Habib Ahmad tersebut menulis “Mudzhab lurus yang dimaksud adalah Madzhab Ahlussunah Wal Juma’ah, aku mengikuti Madzhab itu seperti bapak-bapakku dan kakek-kakekku dan Nabi Muhammad, Ali, Hasan dan Husain sampai pada seluruh salaf Al-Alawiyin. ”
Guru besar kami Habib Muhsin bin Alwi Assegaf dalam kitabnya “Ta’rif Al-Khalaf Bi SiratAl-Salaf” telah menulis pernyataan yang hampir sama dengan yang apa yang kami kemukakan tadi. Kemudian beliau mengutip dari kitab “Ghurar Al-Baha’ Al-Dhawi“ karya ulama ahli Hadits terkenal Allamah Sayid Muhammad bin Ali Kharid Al-Alawi Al-Husaini sebagai berikut :
Sayid Ubaidillah bin Ahmad Al-Muhajir bin Isa beserta anak cucunya mereka adalah para Syarif keturunan Imam Al-Husain yang hidup di negeri Yaman (Hadramaut). Jarang ada orang seperti mereka, Tharigah para Syarif ini adalah Madzhab Ahlussunah Wal Jama’ah, akhlak mereka mengikuti akhlak Nabi. Orang yang insaf dan sadar akan mengakui bahwa mereka benar-benar para Sayid dan tokoh-tokoh mulia, budi luhur. Habib Muhsin tersebut kemudian mengutip dari Habib Abdullah Al-Haddad, katanya :
Ada dua orang yang sangat besar jasanya terhadap keluarga Al-Ba’alawi, yaitu :
- Sayidina Ahmad Al-Muhajir bin Isa yang telah membawa mereka keluar meninggalkan fitnah dan bid’ah (di negeri Irak) dan membawa mereka hijrah ke negeri Yaman (Hadramaut).

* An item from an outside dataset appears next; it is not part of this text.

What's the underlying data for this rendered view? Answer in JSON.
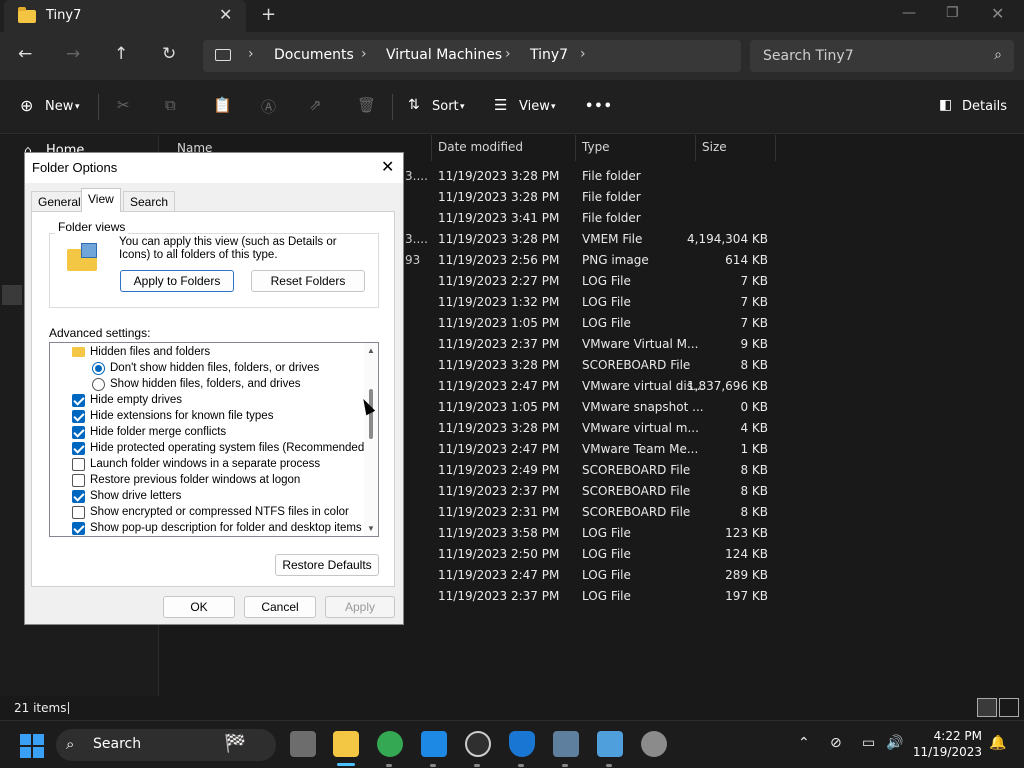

- Al-Fagih Al-Muqaddam Muhammad bin Ali yang telah membebaskan mereka menyandang senjata sehingga mereka dapat berkonsentrasi untuk ilmu dan da’wah.
Para salaf dahulu melarang orang mendalami tauhid. Mereka menerima ayat-ayat Al-Qur’an dan Hadits-hadits Nabi SAW. yang berhubungan dengan sifat-sifat Allah SWT. serta ayat-ayatmutasyabihat lainnya dengan penyerahan bulat-bulat, tanpa rnempersoalkannya secara njelimet disertai pensucian bagi Allah dengan sesuci-sucinya dari segala sifat kekurangan dan cela seraya mengagungkan-Nya dengan seagung-agungnya.
Habib Abdullah Al-Haddad berkata :
“Kita berpegang dengan ajaran-ajaran Imam Al-Asy’ari karena beliau berpendirian : Beriman kepada Allah, kepada ayat-ayat Allah, kepada para Rasul utusan Allah sesuai apa yang dimaksud dan dikehendaki oleh Rasul Allah”. Demikian kurang lebih ucapan beliau yang masih dapat kami ingat.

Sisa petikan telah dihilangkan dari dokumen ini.